Depois dos irmãos Boateng, chega agora a vez de os Williams disputarem o Campeonato do Mundo de futebol por seleções diferentes. Quando os pais decidiram procurar uma vida melhor em Espanha, numa viagem de risco, a mãe já estava grávida de Inãki, hoje com 28 anos. Nico nasceria oito mais tarde, em Pamplona, para onde a família se mudou após os primeiros tempos em Bilbau. No Mundial, o mais velho jogará pelo Gana, cuja estreia está marcada para esta quinta-feira, frente a Portugal; o mais novo representará a Espanha, que começa esta quarta-feira, perante a Costa Rica.
O extremo Nico Williams, 20 anos, conquistou esta época a titularidade no Atlético de Bilbau, juntando-se no “onze” ao mano Iñaki, o ponta-de-lança da equipa que bateu recentemente o recorde da Liga espanhola ao ter atuado em 203 jogos consecutivos. Em setembro último, deixaram a sua marca na goleada de 4-0 ao Almeria. Nico assistiu Iñaki num dos golos e Iñaki retribuiu o gesto a Nico noutro. Dias antes, tinham ambos marcado golos, no triunfo por 3-2 sobre o Real Vallecano. “A nossa mãe vai ficar contente com os seus rapazes”, declarou Iñaki.
A mãe, Maria, e o pai, Felix, naturais do Gana, deixaram a terra natal em 1994. A viagem foi bastante atribulada até Melilla, o enclave espanhol no Norte de África que faz fronteira com Marrocos. Os cerca de 4000 quilómetros foram percorridos na parte de trás de uma carrinha pickup à pinha de gente e, depois, a caminhar pelo deserto do Saara, sob temperaturas de 40 e 50 graus. Felix ficou com dificuldades na marcha, devido a queimaduras na planta dos pés.
Uma vez chegados a Melilla, mais problemas: conseguiram saltar a enorme vedação, mas acabaram detidos temporariamente e impedidos de entrar em Espanha. A conselho de um elemento de uma associação humanitária, porém, ao formalizarem um pedido de asilo, alegaram que eram refugiados da guerra civil na Libéria e receberam luz verde para atravessar o Mediterrâneo rumo a Espanha.
Instalaram-se primeiro em Bilbau, onde um padre os ajudou com roupas e outros bens para Iñaki, que entretanto nasceu, e depois para uma habitação social em Pamplona. Felix andava de emprego em emprego e, ao fim de pouco mais de uma década, partiu para Londres, em busca de sustento mais certo. Só voltaria 10 anos mais tarde e, nesse hiato, Iñaki passou a tomar conta do irmão mais novo, enquanto a mãe trabalhava. Alimentava-o, vestia-o, e mais tarde passou a levá-lo à escola e aos treinos de futebol. Quando ingressou no Atlético de Bilbau, aos 19 anos, o irmão Nico foi com ele, para as camadas jovens e, até hoje, mantêm-se fiéis ao clube do País Basco.

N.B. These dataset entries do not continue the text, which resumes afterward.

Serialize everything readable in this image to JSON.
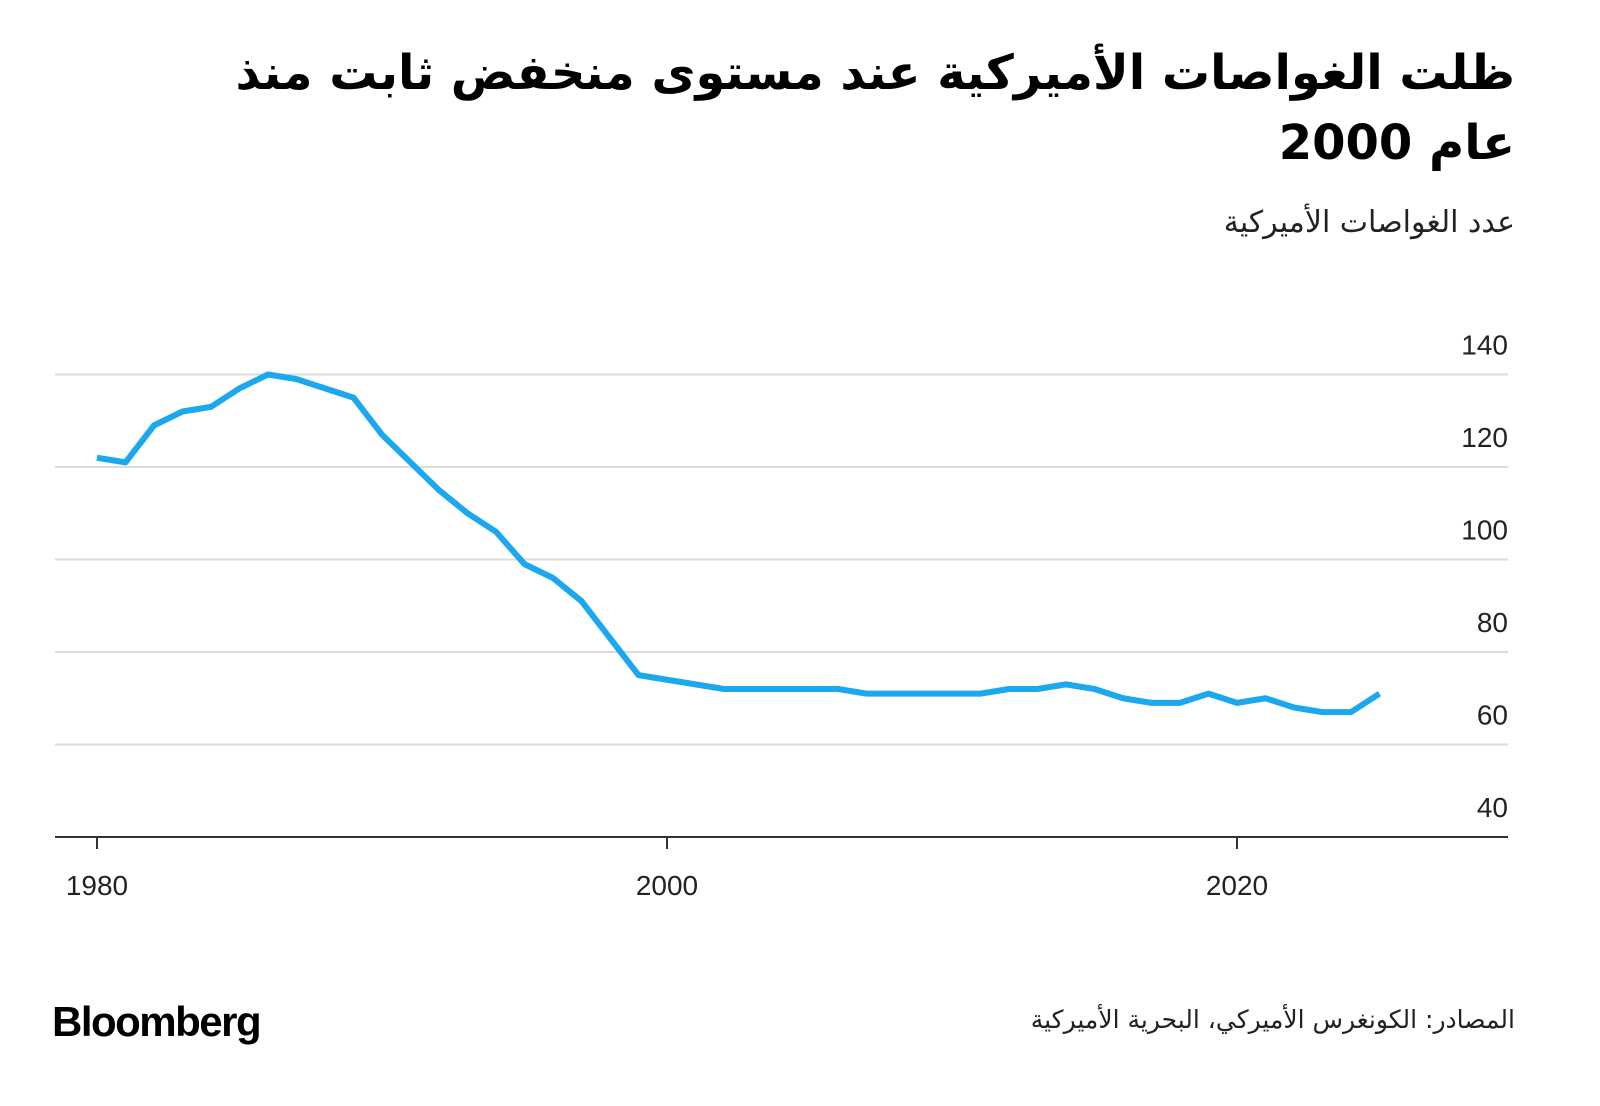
{
  "title": "ظلت الغواصات الأميركية عند مستوى منخفض ثابت منذ عام 2000",
  "subtitle": "عدد الغواصات الأميركية",
  "source": "المصادر: الكونغرس الأميركي، البحرية الأميركية",
  "logo": "Bloomberg",
  "chart_data": {
    "type": "line",
    "title": "ظلت الغواصات الأميركية عند مستوى منخفض ثابت منذ عام 2000",
    "ylabel": "عدد الغواصات الأميركية",
    "xlim": [
      1980,
      2025
    ],
    "ylim": [
      40,
      140
    ],
    "yticks": [
      40,
      60,
      80,
      100,
      120,
      140
    ],
    "xticks": [
      1980,
      2000,
      2020
    ],
    "y_axis_position": "right",
    "grid": true,
    "line_color": "#1ba8ee",
    "x": [
      1980,
      1981,
      1982,
      1983,
      1984,
      1985,
      1986,
      1987,
      1988,
      1989,
      1990,
      1991,
      1992,
      1993,
      1994,
      1995,
      1996,
      1997,
      1998,
      1999,
      2000,
      2001,
      2002,
      2003,
      2004,
      2005,
      2006,
      2007,
      2008,
      2009,
      2010,
      2011,
      2012,
      2013,
      2014,
      2015,
      2016,
      2017,
      2018,
      2019,
      2020,
      2021,
      2022,
      2023,
      2024,
      2025
    ],
    "values": [
      122,
      121,
      129,
      132,
      133,
      137,
      140,
      139,
      137,
      135,
      127,
      121,
      115,
      110,
      106,
      99,
      96,
      91,
      83,
      75,
      74,
      73,
      72,
      72,
      72,
      72,
      72,
      71,
      71,
      71,
      71,
      71,
      72,
      72,
      73,
      72,
      70,
      69,
      69,
      71,
      69,
      70,
      68,
      67,
      67,
      71
    ]
  }
}
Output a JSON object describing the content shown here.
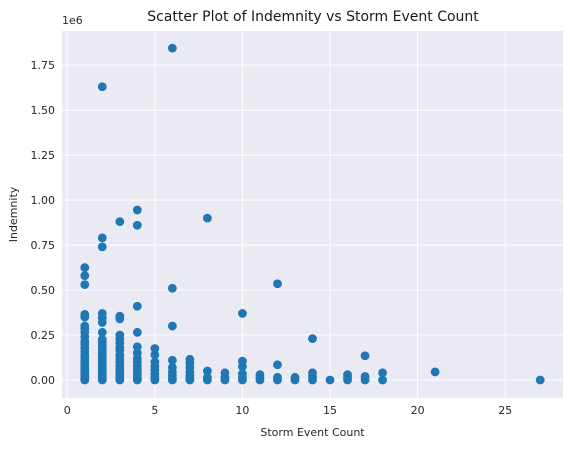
{
  "chart_data": {
    "type": "scatter",
    "title": "Scatter Plot of Indemnity vs Storm Event Count",
    "xlabel": "Storm Event Count",
    "ylabel": "Indemnity",
    "y_offset_label": "1e6",
    "xlim": [
      -0.3,
      28.3
    ],
    "ylim": [
      -100000,
      1940000
    ],
    "x_ticks": [
      0,
      5,
      10,
      15,
      20,
      25
    ],
    "x_tick_labels": [
      "0",
      "5",
      "10",
      "15",
      "20",
      "25"
    ],
    "y_ticks": [
      0,
      250000,
      500000,
      750000,
      1000000,
      1250000,
      1500000,
      1750000
    ],
    "y_tick_labels": [
      "0.00",
      "0.25",
      "0.50",
      "0.75",
      "1.00",
      "1.25",
      "1.50",
      "1.75"
    ],
    "grid": true,
    "background": "#eaeaf2",
    "marker_color": "#1f77b4",
    "points": [
      [
        1,
        0
      ],
      [
        1,
        8000
      ],
      [
        1,
        15000
      ],
      [
        1,
        25000
      ],
      [
        1,
        35000
      ],
      [
        1,
        45000
      ],
      [
        1,
        55000
      ],
      [
        1,
        65000
      ],
      [
        1,
        75000
      ],
      [
        1,
        85000
      ],
      [
        1,
        95000
      ],
      [
        1,
        110000
      ],
      [
        1,
        125000
      ],
      [
        1,
        140000
      ],
      [
        1,
        160000
      ],
      [
        1,
        180000
      ],
      [
        1,
        200000
      ],
      [
        1,
        215000
      ],
      [
        1,
        240000
      ],
      [
        1,
        265000
      ],
      [
        1,
        285000
      ],
      [
        1,
        300000
      ],
      [
        1,
        350000
      ],
      [
        1,
        365000
      ],
      [
        1,
        530000
      ],
      [
        1,
        580000
      ],
      [
        1,
        625000
      ],
      [
        2,
        0
      ],
      [
        2,
        10000
      ],
      [
        2,
        20000
      ],
      [
        2,
        30000
      ],
      [
        2,
        40000
      ],
      [
        2,
        50000
      ],
      [
        2,
        60000
      ],
      [
        2,
        70000
      ],
      [
        2,
        80000
      ],
      [
        2,
        95000
      ],
      [
        2,
        110000
      ],
      [
        2,
        125000
      ],
      [
        2,
        140000
      ],
      [
        2,
        155000
      ],
      [
        2,
        170000
      ],
      [
        2,
        190000
      ],
      [
        2,
        210000
      ],
      [
        2,
        225000
      ],
      [
        2,
        265000
      ],
      [
        2,
        320000
      ],
      [
        2,
        345000
      ],
      [
        2,
        370000
      ],
      [
        2,
        740000
      ],
      [
        2,
        790000
      ],
      [
        2,
        1630000
      ],
      [
        3,
        0
      ],
      [
        3,
        10000
      ],
      [
        3,
        20000
      ],
      [
        3,
        35000
      ],
      [
        3,
        50000
      ],
      [
        3,
        65000
      ],
      [
        3,
        80000
      ],
      [
        3,
        100000
      ],
      [
        3,
        120000
      ],
      [
        3,
        140000
      ],
      [
        3,
        165000
      ],
      [
        3,
        180000
      ],
      [
        3,
        205000
      ],
      [
        3,
        225000
      ],
      [
        3,
        250000
      ],
      [
        3,
        340000
      ],
      [
        3,
        355000
      ],
      [
        3,
        880000
      ],
      [
        4,
        0
      ],
      [
        4,
        10000
      ],
      [
        4,
        25000
      ],
      [
        4,
        40000
      ],
      [
        4,
        60000
      ],
      [
        4,
        80000
      ],
      [
        4,
        100000
      ],
      [
        4,
        120000
      ],
      [
        4,
        150000
      ],
      [
        4,
        185000
      ],
      [
        4,
        265000
      ],
      [
        4,
        410000
      ],
      [
        4,
        860000
      ],
      [
        4,
        945000
      ],
      [
        5,
        0
      ],
      [
        5,
        8000
      ],
      [
        5,
        20000
      ],
      [
        5,
        35000
      ],
      [
        5,
        55000
      ],
      [
        5,
        75000
      ],
      [
        5,
        100000
      ],
      [
        5,
        140000
      ],
      [
        5,
        175000
      ],
      [
        6,
        0
      ],
      [
        6,
        10000
      ],
      [
        6,
        25000
      ],
      [
        6,
        45000
      ],
      [
        6,
        70000
      ],
      [
        6,
        110000
      ],
      [
        6,
        300000
      ],
      [
        6,
        510000
      ],
      [
        6,
        1845000
      ],
      [
        7,
        0
      ],
      [
        7,
        10000
      ],
      [
        7,
        25000
      ],
      [
        7,
        45000
      ],
      [
        7,
        70000
      ],
      [
        7,
        95000
      ],
      [
        7,
        115000
      ],
      [
        8,
        0
      ],
      [
        8,
        15000
      ],
      [
        8,
        50000
      ],
      [
        8,
        900000
      ],
      [
        9,
        0
      ],
      [
        9,
        15000
      ],
      [
        9,
        40000
      ],
      [
        10,
        0
      ],
      [
        10,
        15000
      ],
      [
        10,
        35000
      ],
      [
        10,
        75000
      ],
      [
        10,
        105000
      ],
      [
        10,
        370000
      ],
      [
        11,
        0
      ],
      [
        11,
        15000
      ],
      [
        11,
        30000
      ],
      [
        12,
        0
      ],
      [
        12,
        15000
      ],
      [
        12,
        85000
      ],
      [
        12,
        535000
      ],
      [
        13,
        0
      ],
      [
        13,
        15000
      ],
      [
        14,
        0
      ],
      [
        14,
        20000
      ],
      [
        14,
        40000
      ],
      [
        14,
        230000
      ],
      [
        15,
        0
      ],
      [
        16,
        0
      ],
      [
        16,
        15000
      ],
      [
        16,
        30000
      ],
      [
        17,
        0
      ],
      [
        17,
        20000
      ],
      [
        17,
        135000
      ],
      [
        18,
        0
      ],
      [
        18,
        40000
      ],
      [
        21,
        45000
      ],
      [
        27,
        0
      ]
    ]
  }
}
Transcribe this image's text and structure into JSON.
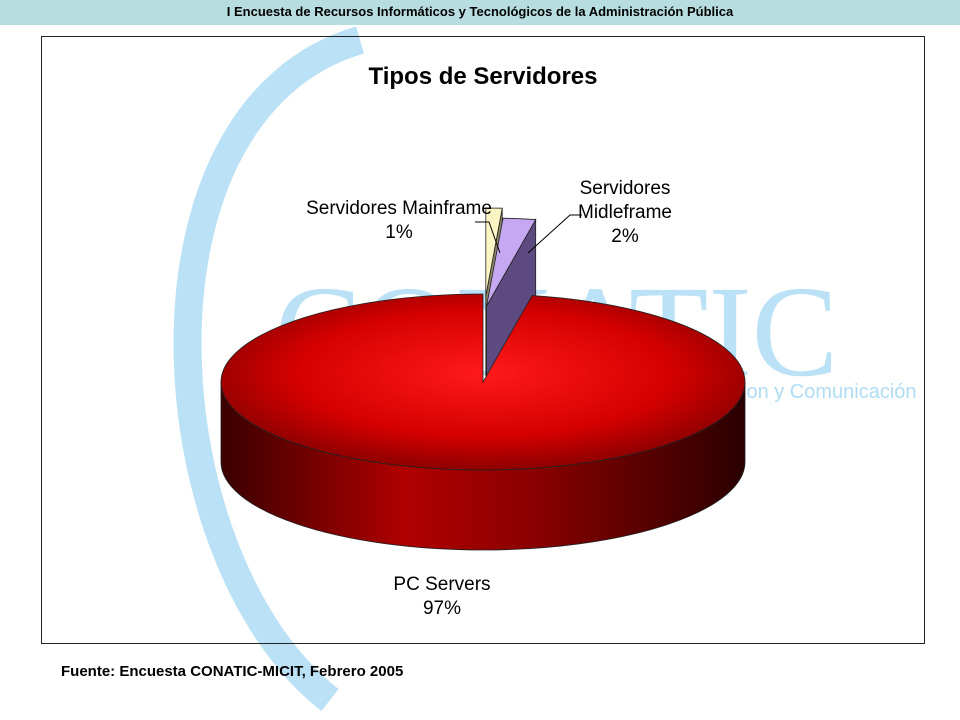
{
  "header": {
    "title": "I Encuesta de Recursos Informáticos y Tecnológicos de la Administración Pública"
  },
  "watermark": {
    "brand": "CONATIC",
    "tagline": "ion y Comunicación",
    "color": "#aedcf5"
  },
  "chart_data": {
    "type": "pie",
    "title": "Tipos de Servidores",
    "legend": "none",
    "slices": [
      {
        "label_lines": [
          "PC Servers",
          "97%"
        ],
        "value": 97,
        "color": "#e00000",
        "side_color": "#6a0000"
      },
      {
        "label_lines": [
          "Servidores Mainframe",
          "1%"
        ],
        "value": 1,
        "color": "#fbf5c4",
        "side_color": "#8c8566"
      },
      {
        "label_lines": [
          "Servidores",
          "Midleframe",
          "2%"
        ],
        "value": 2,
        "color": "#c6a8f2",
        "side_color": "#5c4a80"
      }
    ]
  },
  "footer": {
    "source": "Fuente: Encuesta CONATIC-MICIT, Febrero 2005"
  }
}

“Ouvir a história dos meus pais faz-nos querer lutar ainda mais para lhes devolver tudo o que eles sacrificaram por nós”, afirmou Iñaki Williams ao The Guardian. “Nunca lhes vou conseguir pagar – eles arriscaram a vida -, mas a vida que lhes tento dar é aquela que eles sonharam para nós”, acrescentou.
Em setembro passado, Iñaki estreou-se pela seleção do Gana e Nico vestiu pela primeira vez a camisola da equipa principal de Espanha – ao segundo jogo, saltou do banco de suplentes para fazer a assistência para Morata marcar o golo da vitória frente a Portugal, que qualificou os espanhóis para a final four da Liga das Nações, em vez de Ronaldo e companhia.
Iñaki já não era chamado aos trabalhos da seleção espanhola desde um encontro particular em 2016, no tempo de Vicente del Bosque como selecionador, e decidiu que era hora de dar o sim ao Gana e jogar no Mundial. A decisão foi tomada durante o verão, numa rara visita a familiares ganeses que permanecem no país. Numa conversa com o avô James, 90 anos, ele disse-lhe que já poderia morrer feliz se o visse jogar pelo Gana. Assim será.